Department of Physics and Optical Sciences, University of North Carolina, Charlotte, NC, United States; Center for Biomedical Engineering and Science, University of North Carolina, Charlotte, NC, United States.
Department of Physics, Kazan Federal University, Kazan, Russia.
Prog Mol Biol Transl Sci. 2019;166:85-108. doi: 10.1016/bs.pmbts.2019.05.004. Epub 2019 Jun 8.

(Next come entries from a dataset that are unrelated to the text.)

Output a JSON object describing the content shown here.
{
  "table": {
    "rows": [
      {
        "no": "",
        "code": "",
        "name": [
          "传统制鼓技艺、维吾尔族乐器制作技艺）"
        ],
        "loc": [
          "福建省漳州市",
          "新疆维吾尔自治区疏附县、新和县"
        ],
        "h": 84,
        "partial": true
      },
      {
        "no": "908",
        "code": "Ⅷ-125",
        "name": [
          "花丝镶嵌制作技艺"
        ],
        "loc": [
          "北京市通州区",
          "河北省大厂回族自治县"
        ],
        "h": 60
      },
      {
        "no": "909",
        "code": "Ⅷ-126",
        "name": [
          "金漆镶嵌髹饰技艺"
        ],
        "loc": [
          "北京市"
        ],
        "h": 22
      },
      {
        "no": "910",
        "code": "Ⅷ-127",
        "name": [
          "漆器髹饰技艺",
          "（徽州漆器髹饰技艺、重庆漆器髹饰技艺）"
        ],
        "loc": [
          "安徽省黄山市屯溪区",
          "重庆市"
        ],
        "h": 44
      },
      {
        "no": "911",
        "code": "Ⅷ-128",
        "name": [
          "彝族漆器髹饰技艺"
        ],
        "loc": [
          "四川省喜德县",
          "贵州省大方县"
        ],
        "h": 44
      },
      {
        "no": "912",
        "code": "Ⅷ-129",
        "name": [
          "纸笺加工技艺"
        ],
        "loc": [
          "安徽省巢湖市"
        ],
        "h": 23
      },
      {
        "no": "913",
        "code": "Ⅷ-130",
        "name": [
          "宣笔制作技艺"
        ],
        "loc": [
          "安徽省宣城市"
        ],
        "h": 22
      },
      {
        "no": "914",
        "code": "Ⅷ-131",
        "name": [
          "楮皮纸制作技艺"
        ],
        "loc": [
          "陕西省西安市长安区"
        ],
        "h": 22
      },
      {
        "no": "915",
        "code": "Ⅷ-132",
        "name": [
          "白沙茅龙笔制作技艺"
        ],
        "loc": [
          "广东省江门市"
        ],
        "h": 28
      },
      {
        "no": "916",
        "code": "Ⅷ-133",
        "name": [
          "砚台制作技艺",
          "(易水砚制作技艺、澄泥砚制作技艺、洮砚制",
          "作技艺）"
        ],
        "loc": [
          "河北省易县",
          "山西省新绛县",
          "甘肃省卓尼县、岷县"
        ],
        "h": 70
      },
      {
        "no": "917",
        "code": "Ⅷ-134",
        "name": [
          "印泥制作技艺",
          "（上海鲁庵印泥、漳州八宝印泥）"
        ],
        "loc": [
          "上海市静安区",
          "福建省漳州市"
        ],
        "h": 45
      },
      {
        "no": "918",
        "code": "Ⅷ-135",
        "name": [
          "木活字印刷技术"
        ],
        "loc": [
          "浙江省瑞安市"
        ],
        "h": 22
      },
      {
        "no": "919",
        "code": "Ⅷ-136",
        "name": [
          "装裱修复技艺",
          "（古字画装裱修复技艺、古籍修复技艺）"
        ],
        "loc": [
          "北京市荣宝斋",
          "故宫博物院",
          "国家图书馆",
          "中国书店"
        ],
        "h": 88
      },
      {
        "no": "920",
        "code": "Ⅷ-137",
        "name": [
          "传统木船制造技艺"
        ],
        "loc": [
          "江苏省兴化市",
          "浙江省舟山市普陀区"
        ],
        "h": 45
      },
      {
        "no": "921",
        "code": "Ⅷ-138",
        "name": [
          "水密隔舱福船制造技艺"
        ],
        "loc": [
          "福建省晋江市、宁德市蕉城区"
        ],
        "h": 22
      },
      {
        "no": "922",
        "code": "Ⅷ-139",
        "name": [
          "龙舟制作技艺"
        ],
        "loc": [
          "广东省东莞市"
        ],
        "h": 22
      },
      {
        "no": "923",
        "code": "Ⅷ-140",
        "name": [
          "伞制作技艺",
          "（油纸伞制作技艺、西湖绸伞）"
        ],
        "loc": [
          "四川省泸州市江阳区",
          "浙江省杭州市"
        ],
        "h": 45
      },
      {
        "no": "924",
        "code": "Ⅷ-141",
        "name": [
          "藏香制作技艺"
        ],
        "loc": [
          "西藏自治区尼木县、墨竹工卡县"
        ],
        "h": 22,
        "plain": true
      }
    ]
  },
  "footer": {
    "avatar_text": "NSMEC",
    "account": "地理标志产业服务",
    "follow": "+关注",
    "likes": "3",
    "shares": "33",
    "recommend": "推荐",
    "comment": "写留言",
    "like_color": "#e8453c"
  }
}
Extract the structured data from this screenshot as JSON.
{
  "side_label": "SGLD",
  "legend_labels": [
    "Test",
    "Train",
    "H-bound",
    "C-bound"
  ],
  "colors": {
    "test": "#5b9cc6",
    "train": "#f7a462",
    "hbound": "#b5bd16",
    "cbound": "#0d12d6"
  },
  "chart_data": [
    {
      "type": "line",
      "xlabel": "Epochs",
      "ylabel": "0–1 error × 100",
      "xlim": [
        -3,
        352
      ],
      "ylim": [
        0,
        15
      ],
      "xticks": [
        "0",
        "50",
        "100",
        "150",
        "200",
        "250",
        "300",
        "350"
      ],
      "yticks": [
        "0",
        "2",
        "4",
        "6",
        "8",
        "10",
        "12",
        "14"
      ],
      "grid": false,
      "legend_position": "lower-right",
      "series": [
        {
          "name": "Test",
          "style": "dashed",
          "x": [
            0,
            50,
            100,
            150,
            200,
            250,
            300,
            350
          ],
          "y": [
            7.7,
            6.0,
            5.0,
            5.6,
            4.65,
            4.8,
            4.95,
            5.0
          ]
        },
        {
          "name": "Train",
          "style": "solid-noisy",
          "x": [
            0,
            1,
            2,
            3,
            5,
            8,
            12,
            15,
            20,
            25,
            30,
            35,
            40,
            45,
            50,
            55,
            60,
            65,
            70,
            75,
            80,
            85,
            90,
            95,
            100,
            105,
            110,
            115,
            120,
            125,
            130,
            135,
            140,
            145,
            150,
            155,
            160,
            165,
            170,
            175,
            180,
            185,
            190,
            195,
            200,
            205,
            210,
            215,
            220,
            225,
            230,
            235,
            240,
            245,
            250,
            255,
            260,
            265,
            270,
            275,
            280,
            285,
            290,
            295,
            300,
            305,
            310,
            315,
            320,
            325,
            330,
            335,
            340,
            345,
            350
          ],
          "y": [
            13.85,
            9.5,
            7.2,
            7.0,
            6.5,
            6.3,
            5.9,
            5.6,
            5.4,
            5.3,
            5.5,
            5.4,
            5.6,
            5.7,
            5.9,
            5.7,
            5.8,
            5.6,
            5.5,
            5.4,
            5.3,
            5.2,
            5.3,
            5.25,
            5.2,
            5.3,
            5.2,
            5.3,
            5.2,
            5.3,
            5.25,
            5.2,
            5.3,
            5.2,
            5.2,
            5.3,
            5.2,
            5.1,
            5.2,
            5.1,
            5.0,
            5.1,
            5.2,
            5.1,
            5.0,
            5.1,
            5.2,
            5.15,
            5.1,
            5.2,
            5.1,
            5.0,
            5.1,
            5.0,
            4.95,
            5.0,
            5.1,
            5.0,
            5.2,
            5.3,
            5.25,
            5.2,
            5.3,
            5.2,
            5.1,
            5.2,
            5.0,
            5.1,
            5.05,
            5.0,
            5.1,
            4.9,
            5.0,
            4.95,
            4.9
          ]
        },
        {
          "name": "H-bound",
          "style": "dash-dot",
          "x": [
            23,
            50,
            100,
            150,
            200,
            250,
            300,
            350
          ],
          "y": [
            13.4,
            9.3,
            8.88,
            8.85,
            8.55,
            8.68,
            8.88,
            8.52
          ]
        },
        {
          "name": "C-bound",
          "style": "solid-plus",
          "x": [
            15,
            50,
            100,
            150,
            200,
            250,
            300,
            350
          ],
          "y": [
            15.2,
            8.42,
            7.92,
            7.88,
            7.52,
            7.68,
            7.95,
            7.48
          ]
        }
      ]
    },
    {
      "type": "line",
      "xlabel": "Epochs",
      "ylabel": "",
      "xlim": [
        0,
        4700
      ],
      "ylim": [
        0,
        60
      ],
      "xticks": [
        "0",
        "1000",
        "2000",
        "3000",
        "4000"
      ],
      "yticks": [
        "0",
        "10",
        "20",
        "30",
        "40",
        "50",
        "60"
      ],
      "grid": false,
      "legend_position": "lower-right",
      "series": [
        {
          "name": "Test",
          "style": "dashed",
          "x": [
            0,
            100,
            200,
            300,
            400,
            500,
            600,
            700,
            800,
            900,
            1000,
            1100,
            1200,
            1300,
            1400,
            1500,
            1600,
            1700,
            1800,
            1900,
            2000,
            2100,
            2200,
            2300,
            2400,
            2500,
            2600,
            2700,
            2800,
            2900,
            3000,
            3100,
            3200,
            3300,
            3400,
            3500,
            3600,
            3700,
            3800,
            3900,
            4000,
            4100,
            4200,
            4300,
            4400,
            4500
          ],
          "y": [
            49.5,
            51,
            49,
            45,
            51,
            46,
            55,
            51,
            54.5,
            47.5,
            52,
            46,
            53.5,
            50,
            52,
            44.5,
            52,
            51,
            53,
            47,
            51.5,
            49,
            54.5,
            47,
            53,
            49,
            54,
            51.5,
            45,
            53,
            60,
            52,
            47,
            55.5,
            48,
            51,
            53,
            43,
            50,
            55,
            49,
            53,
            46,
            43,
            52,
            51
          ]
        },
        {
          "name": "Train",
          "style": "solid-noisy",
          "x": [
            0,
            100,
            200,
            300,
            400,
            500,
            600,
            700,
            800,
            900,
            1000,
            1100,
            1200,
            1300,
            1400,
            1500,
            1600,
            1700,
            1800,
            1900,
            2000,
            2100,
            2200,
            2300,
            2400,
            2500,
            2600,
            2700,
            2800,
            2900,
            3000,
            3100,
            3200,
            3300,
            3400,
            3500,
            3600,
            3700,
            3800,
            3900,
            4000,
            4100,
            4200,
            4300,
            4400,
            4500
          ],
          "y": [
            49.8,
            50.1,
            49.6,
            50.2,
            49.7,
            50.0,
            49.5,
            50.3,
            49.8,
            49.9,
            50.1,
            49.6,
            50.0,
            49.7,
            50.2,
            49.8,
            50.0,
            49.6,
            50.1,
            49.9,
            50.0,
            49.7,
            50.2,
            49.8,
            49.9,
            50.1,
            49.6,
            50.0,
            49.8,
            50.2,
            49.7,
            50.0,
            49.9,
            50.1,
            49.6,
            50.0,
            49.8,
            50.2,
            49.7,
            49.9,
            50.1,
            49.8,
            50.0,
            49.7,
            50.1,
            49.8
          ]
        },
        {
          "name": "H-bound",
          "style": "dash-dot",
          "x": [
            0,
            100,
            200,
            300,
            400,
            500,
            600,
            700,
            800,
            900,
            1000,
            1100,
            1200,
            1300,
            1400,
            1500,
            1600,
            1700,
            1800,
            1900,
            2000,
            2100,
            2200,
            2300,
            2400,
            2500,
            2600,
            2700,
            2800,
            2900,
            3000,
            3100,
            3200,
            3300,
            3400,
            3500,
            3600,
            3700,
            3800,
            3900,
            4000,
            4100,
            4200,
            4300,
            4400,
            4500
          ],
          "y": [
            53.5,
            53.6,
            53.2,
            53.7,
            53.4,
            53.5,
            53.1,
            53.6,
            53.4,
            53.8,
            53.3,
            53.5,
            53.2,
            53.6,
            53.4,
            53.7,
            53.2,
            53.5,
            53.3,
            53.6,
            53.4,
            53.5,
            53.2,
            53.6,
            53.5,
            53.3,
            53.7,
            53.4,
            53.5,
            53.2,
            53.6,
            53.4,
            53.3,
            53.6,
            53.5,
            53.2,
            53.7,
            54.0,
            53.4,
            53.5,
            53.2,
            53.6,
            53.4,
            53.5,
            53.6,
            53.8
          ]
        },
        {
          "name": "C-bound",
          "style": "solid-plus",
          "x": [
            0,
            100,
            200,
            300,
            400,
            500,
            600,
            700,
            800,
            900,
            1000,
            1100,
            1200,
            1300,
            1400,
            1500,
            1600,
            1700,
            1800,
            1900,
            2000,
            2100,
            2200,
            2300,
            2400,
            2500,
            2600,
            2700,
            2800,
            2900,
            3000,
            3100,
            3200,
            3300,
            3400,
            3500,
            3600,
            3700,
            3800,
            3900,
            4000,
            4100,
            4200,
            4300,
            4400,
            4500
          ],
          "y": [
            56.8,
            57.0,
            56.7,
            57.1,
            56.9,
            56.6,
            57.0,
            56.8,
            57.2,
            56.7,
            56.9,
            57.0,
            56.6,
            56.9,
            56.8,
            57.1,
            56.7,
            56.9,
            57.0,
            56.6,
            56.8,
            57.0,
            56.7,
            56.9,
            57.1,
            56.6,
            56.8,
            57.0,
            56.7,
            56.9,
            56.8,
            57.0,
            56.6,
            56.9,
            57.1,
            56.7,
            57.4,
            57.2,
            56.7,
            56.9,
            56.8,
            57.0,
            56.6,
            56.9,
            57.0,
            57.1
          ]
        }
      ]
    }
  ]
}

Translational (or self-diffusion) coefficient in dilute solution is inversely proportional to the size of a diffusing molecule, and hence self-diffusion coefficient measurements have been applied to determine the effective hydrodynamic radii for a range of native and nonnative protein conformations. In particular, translational diffusion coefficient measurements are useful to estimate the hydrodynamic radius of natively (or intrinsically) disordered proteins in solution, and, thereby, probe the compactness of a protein as well as its change when environmental parameters such as temperature, solution pH, or protein concentration are varied. The situation becomes more complicated in concentrated solutions. In this review, we discuss the translational diffusion of disordered proteins in dilute and crowded solutions, focusing primarily on the information provided by pulsed-field gradient NMR technique, and draw analogies to well-structured globular proteins and synthetic polymers.
在稀溶液中,扩散分子的尺寸与平移(或自扩散)系数成反比,因此自扩散系数的测量已被应用于确定一系列天然和非天然蛋白质构象的有效流体力学半径。特别是,平移扩散系数的测量有助于估计溶液中天然(或固有)无规卷曲蛋白质的流体力学半径,从而可以探测蛋白质的紧凑性及其在环境参数(如温度、溶液 pH 值或蛋白质浓度)变化时的变化。在高浓度溶液中,情况变得更加复杂。在这篇综述中,我们讨论了无序蛋白质在稀溶液和拥挤溶液中的平移扩散,主要关注脉冲梯度 NMR 技术提供的信息,并与结构良好的球状蛋白质和合成聚合物进行类比。